RDMA/iwcm: Fix hang in uninterruptible wait on cm_id destroy
authorAnimesh K Trivedi <ATR@zurich.ibm.com>
Tue, 28 Sep 2010 14:44:02 +0000 (14:44 +0000)
committerRoland Dreier <rolandd@cisco.com>
Tue, 12 Oct 2010 03:24:04 +0000 (20:24 -0700)
A process can get stuck in an uninterruptible wait in the
kernel while destroying a cm_id when iw_cm_connect() fails:

For example, When creation of a PD fails but the user continues with
an attempt to connect to the server without checking the return value,
in iw_cm_connect() a NULL qp is found so the call fails.  However the
IWCM_F_CONNECT_WAIT bit is not cleared.  destroy_cm_id() then waits
forever for IWCM_F_CONNECT_WAIT to be cleared.

The same problem exists on the passive side with the accept call.
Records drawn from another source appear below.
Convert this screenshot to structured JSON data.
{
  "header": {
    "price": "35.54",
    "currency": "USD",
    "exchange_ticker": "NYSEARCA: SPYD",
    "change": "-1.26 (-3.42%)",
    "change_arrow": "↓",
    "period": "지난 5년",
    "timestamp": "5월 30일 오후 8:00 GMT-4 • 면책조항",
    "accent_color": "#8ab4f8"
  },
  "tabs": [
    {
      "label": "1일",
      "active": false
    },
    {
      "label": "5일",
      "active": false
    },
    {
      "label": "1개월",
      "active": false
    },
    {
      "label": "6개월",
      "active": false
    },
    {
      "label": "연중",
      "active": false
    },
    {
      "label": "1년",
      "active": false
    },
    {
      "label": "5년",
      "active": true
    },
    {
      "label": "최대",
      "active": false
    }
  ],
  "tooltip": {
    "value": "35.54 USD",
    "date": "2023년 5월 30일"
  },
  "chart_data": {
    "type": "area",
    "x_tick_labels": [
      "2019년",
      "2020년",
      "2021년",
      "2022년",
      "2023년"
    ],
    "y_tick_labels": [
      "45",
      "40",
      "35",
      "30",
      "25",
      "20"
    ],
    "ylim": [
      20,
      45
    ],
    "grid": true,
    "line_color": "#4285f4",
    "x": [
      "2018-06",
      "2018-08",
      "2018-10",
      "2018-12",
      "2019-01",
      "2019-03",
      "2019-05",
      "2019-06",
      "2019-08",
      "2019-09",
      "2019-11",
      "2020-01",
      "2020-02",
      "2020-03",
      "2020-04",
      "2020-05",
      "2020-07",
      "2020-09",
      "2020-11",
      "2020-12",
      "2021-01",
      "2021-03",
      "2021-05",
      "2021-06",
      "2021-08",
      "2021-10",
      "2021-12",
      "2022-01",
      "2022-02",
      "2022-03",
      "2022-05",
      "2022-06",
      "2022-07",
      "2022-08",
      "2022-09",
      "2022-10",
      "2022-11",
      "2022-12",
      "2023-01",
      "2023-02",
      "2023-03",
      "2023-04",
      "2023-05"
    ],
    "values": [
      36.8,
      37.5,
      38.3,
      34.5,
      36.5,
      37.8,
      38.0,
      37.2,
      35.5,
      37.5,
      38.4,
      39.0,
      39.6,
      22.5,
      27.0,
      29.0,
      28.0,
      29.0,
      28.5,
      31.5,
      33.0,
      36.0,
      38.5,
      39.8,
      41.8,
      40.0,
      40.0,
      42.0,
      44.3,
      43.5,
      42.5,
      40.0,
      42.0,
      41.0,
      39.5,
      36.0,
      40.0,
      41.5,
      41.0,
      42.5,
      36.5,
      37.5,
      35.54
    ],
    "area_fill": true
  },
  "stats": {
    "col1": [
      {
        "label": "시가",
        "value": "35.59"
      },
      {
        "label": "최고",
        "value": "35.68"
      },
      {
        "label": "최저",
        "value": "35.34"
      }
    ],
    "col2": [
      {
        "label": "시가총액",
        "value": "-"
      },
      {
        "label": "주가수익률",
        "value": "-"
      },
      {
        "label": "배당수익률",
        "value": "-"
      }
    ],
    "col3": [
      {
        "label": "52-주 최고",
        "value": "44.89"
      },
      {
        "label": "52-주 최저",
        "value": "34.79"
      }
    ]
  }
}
Fix this by clearing the bit and waking up any waiters in the
appropriate spots.

Signed-off-by: Animesh Trivedi <atr@zurich.ibm.com>
Acked-by: Steve Wise <swise@opengridcomputing.com>
Signed-off-by: Roland Dreier <rolandd@cisco.com>
drivers/infiniband/core/iwcm.c

index bfead5bc25f6e14efcc09c4e5be51050785acb53..2a1e9ae134b4c330bbffd048d6ce037e75652d45 100644 (file)
@@ -506,6 +506,8 @@ int iw_cm_accept(struct iw_cm_id *cm_id,
        qp = cm_id->device->iwcm->get_qp(cm_id->device, iw_param->qpn);
        if (!qp) {
                spin_unlock_irqrestore(&cm_id_priv->lock, flags);
+               clear_bit(IWCM_F_CONNECT_WAIT, &cm_id_priv->flags);
+               wake_up_all(&cm_id_priv->connect_wait);
                return -EINVAL;
        }
        cm_id->device->iwcm->add_ref(qp);
@@ -565,6 +567,8 @@ int iw_cm_connect(struct iw_cm_id *cm_id, struct iw_cm_conn_param *iw_param)
        qp = cm_id->device->iwcm->get_qp(cm_id->device, iw_param->qpn);
        if (!qp) {
                spin_unlock_irqrestore(&cm_id_priv->lock, flags);
+               clear_bit(IWCM_F_CONNECT_WAIT, &cm_id_priv->flags);
+               wake_up_all(&cm_id_priv->connect_wait);
                return -EINVAL;
        }
        cm_id->device->iwcm->add_ref(qp);